View Full Version : Ubuntu 18.04 became ridiculously slow after reinstall

March 31st, 2019, 01:52 AM
My PC got super slow about I had reinstalled it.
Here is how my PC specs are like:

128SSD(Windows), 60GB (Linux) and 940 GB HDD
Nvidia GTX MX150
Intel(R) Core(TM) i7-8550U CPU @ 1.80G

and that's the output of the following commands:

$ systemd-analyze blame

29.827s dev-sda6.device
23.895s systemd-journal-flush.service
22.245s dev-loop6.device
21.042s dev-loop4.device
20.921s dev-loop5.device
20.537s systemd-udevd.service
20.219s dev-loop0.device
19.514s dev-loop1.device
19.294s dev-loop3.device
19.224s dev-loop2.device
17.709s plymouth-quit-wait.service
7.634s NetworkManager-wait-online.service
6.896s ModemManager.service
6.858s plymouth-start.service
6.125s snapd.service
5.874s gpu-manager.service
5.868s udisks2.service
5.316s bolt.service
4.976s accounts-daemon.service
3.837s NetworkManager.service
3.600s polkit.service
3.181s networking.service
2.838s networkd-dispatcher.service

$ systemd-analyze critical-chain
The time after the unit is active or started is printed after the "@" character.
The time the unit takes to start is printed after the "+" character.

graphical.target @58.601s
└─multi-user.target @58.601s
└─kerneloops.service @48.472s +124ms
└─network-online.target @48.449s
└─NetworkManager-wait-online.service @40.814s +7.634s
└─NetworkManager.service @36.975s +3.837s
└─dbus.service @35.828s
└─basic.target @35.585s
└─sockets.target @35.585s
└─snapd.socket @35.533s +52ms
└─sysinit.target @35.532s
└─apparmor.service @33.370s +2.161s
└─local-fs.target @33.272s
└─run-user-121.mount @44.434s
└─local-fs-pre.target @6.133s
└─keyboard-setup.service @3.976s +2.156s
└─systemd-journald.socket @3.940s
└─system.slice @3.940s
└─-.slice @3.927s

$ systemd-analyze
Startup finished in 6.573s (firmware) + 3.282s (loader) + 8.883s (kernel) + 1min 1.758s (userspace) = 1min 20.497s
graphical.target reached after 58.601s in userspace

sometimes It takes much much longer than this the time it took a whole 3.5mins to boot.
P.S: When I reinstalled I used the option "Erase Ubuntu 18.04 and Install a new one" not the something else option

Anyways, thank you for your time and I would be quite grateful if anyone could help

April 1st, 2019, 05:04 PM
It is just slow to boot or slow all the time?

There have been multiple fixes for snaps being terribly slow. https://www.omgubuntu.co.uk/2019/03/the-cause-of-slow-snap-app-startup-times-has-been-identified Don't know when those will be available in 18.04. I've removed all support for snaps in my 16.04 setups for a few reasons, performance is just 1, but RAM utilization was a key consideration and broken functionality were also important.
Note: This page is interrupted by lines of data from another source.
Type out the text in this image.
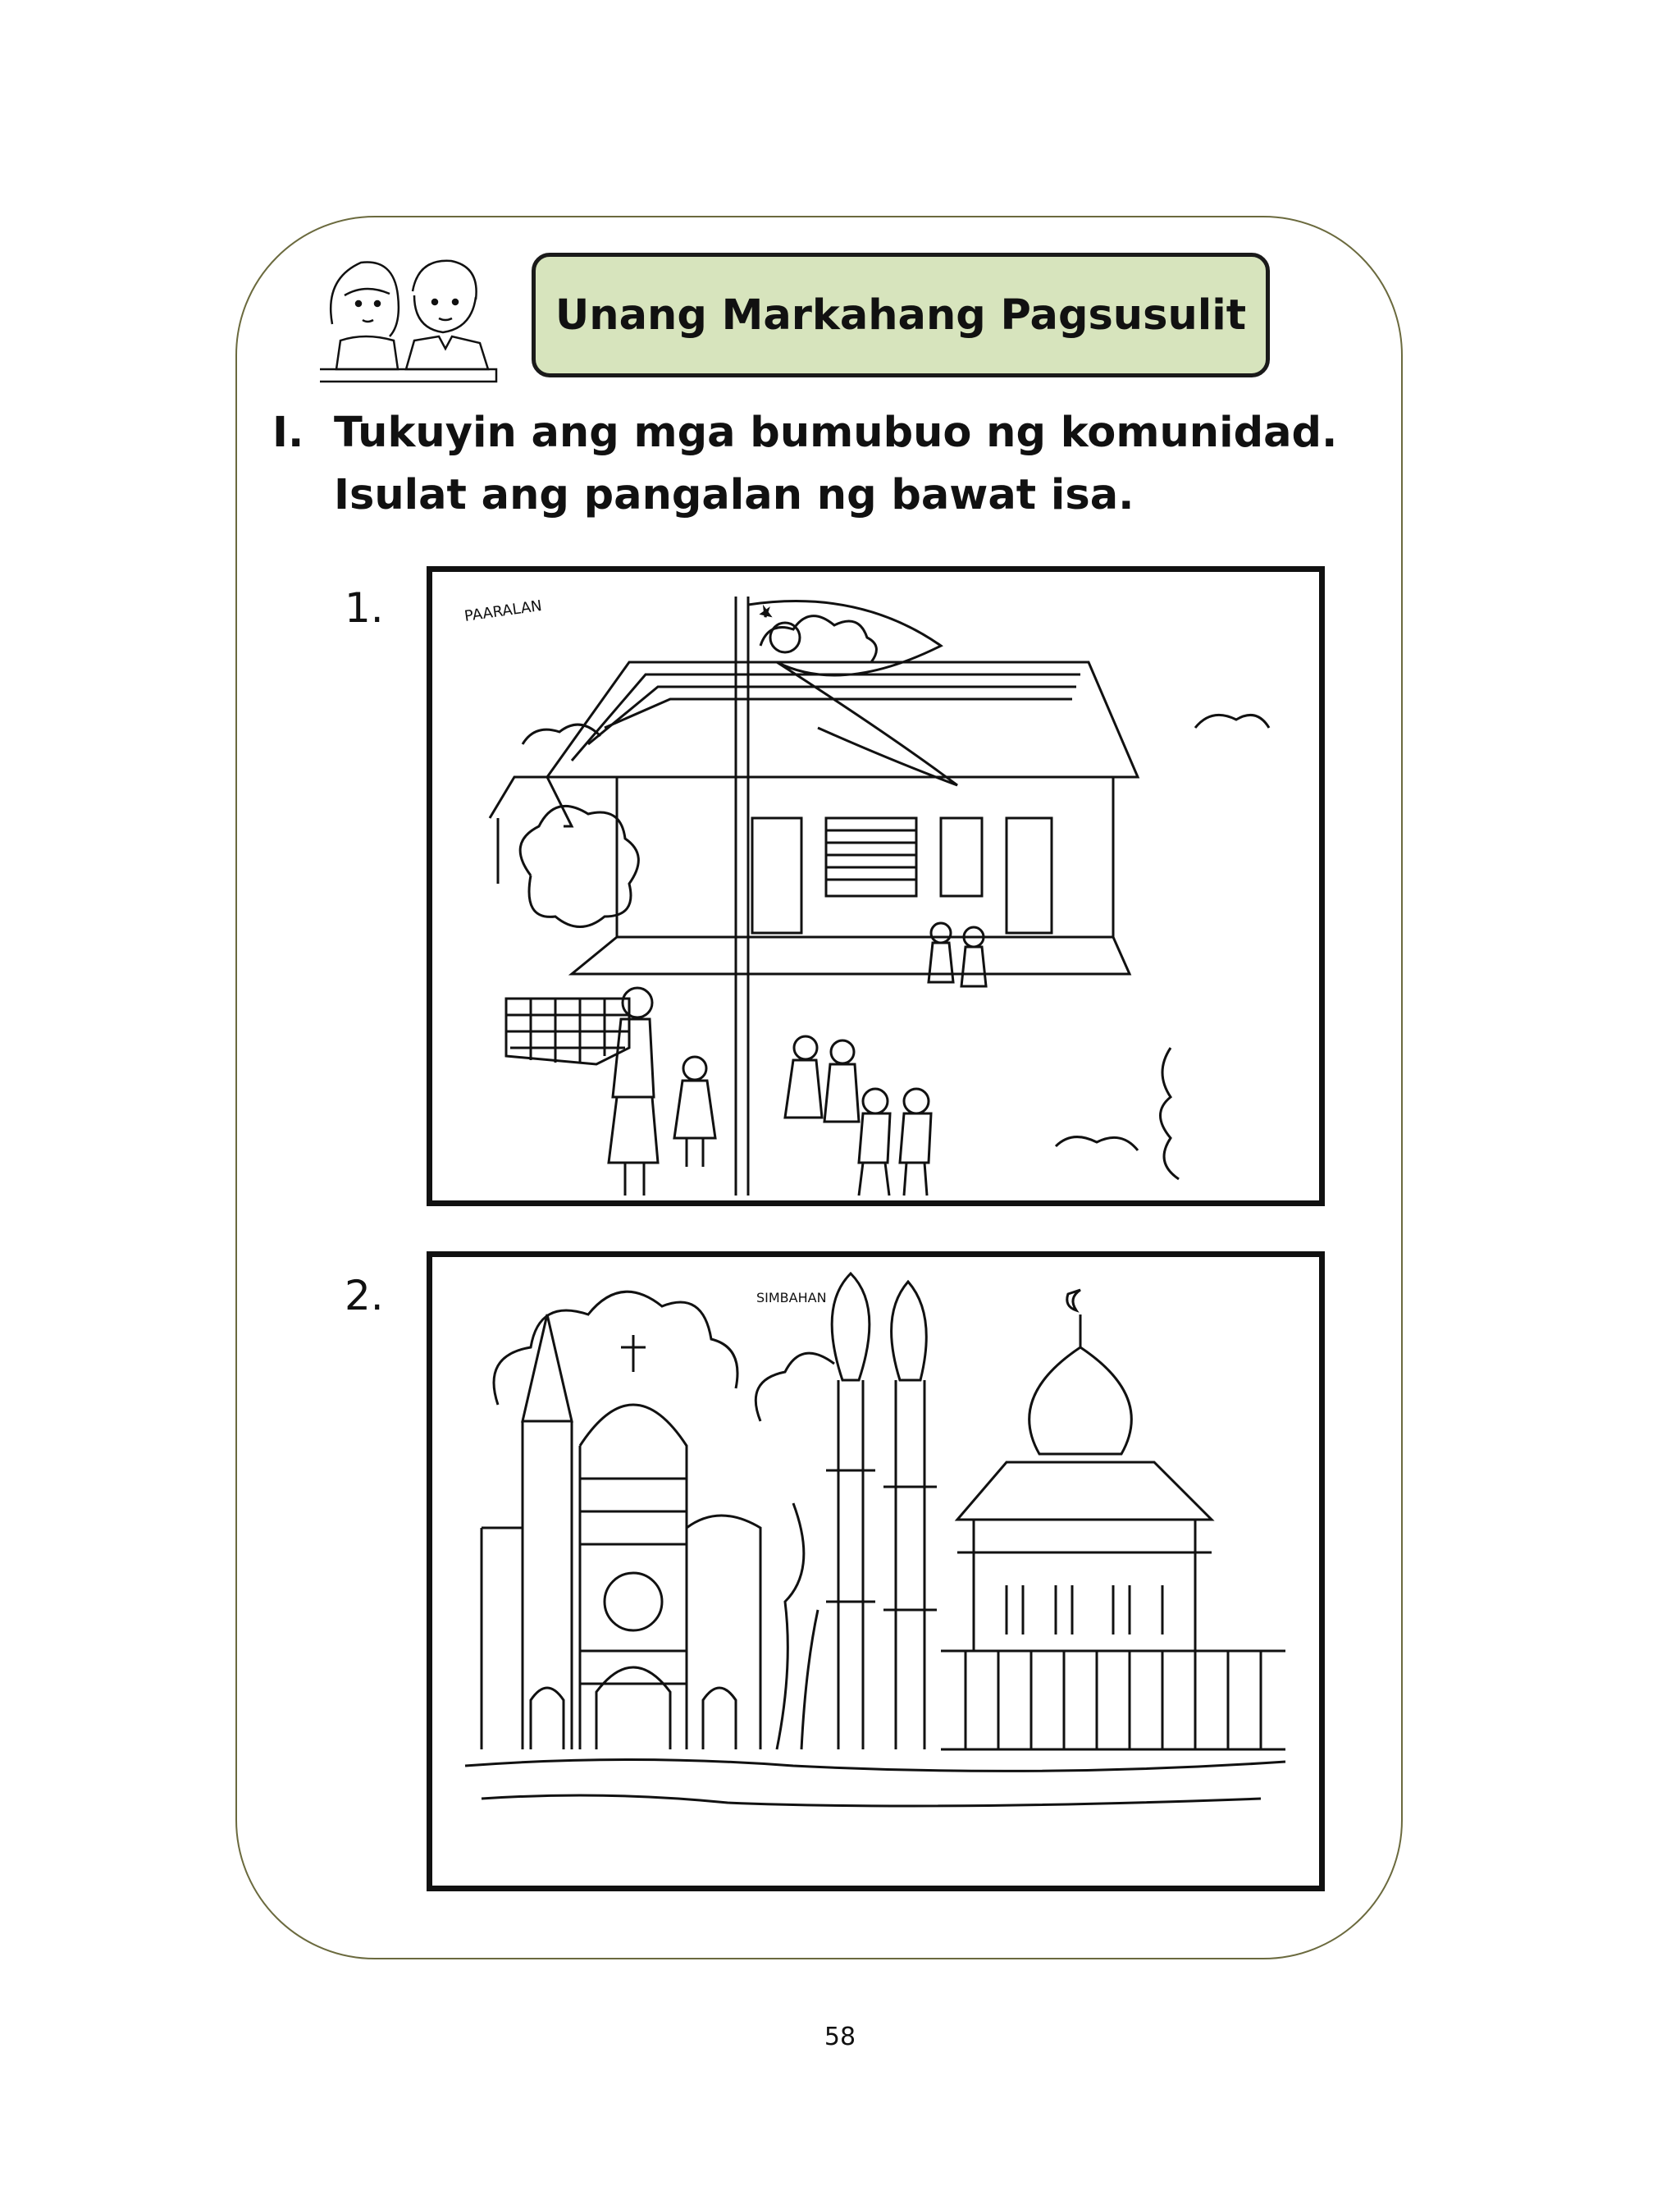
Unang Markahang Pagsusulit
I. Tukuyin ang mga bumubuo ng komunidad.
Isulat ang pangalan ng bawat isa.
1.	PAARALAN
2.	SIMBAHAN
58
I'm hopeful that snaps will be useful for many aspects, but using snaps for everything is like saying that chocolate ice cream should be placed on top of everything you eat too. IMHO.

Whenever a system is slow, check the system log files for any issues. A failing SSD or HDD or cable or PSU can slow a system down too.

Is is always faster to have fewer USB devices connected too. I had a 35-in-7 USB reader and my boots were taking over 3 minutes. Just by unplugging the USB2 device, boots dropped to under 30 seconds. The issue was that systemd wanted to check each device slot for media to boot. I removed it from the boot order and it still wanted to check them all. Never figured out why. This was a front-panel device with USB2, USB3, USB3.1 and support for basically every sort of memory card slot. The USB3 ports didn't have any impact on boot times. They are still connected and working great. The problematic 16.04 server today:

$ systemd-analyze
Startup finished in 6.353s (kernel) + 22.403s (userspace) = 28.757s
Since I don't reboot it all that often, a 30 sec boot time doesn't matter to me. I did go through a remove all the services from the critical-chain that weren't being used. It has been a few months, so I don't remember them all. It is basically down to networking, LVM, and cg groups at this point. I use LVM, if you don't, then it is safe to remove that from the startup dependencies. Also, I don't allow normal users to mount things, so udisks/gdisks isn't allowed and I don't use network manager ... ever.

We all have different needs from our systems, so take careful notes about everything you disable and how it impacts startup. You can always delay the startup for some things, if you need it, just not at boot, but then you'll have to decide which dependencies make sense and alter those in the systemd init files.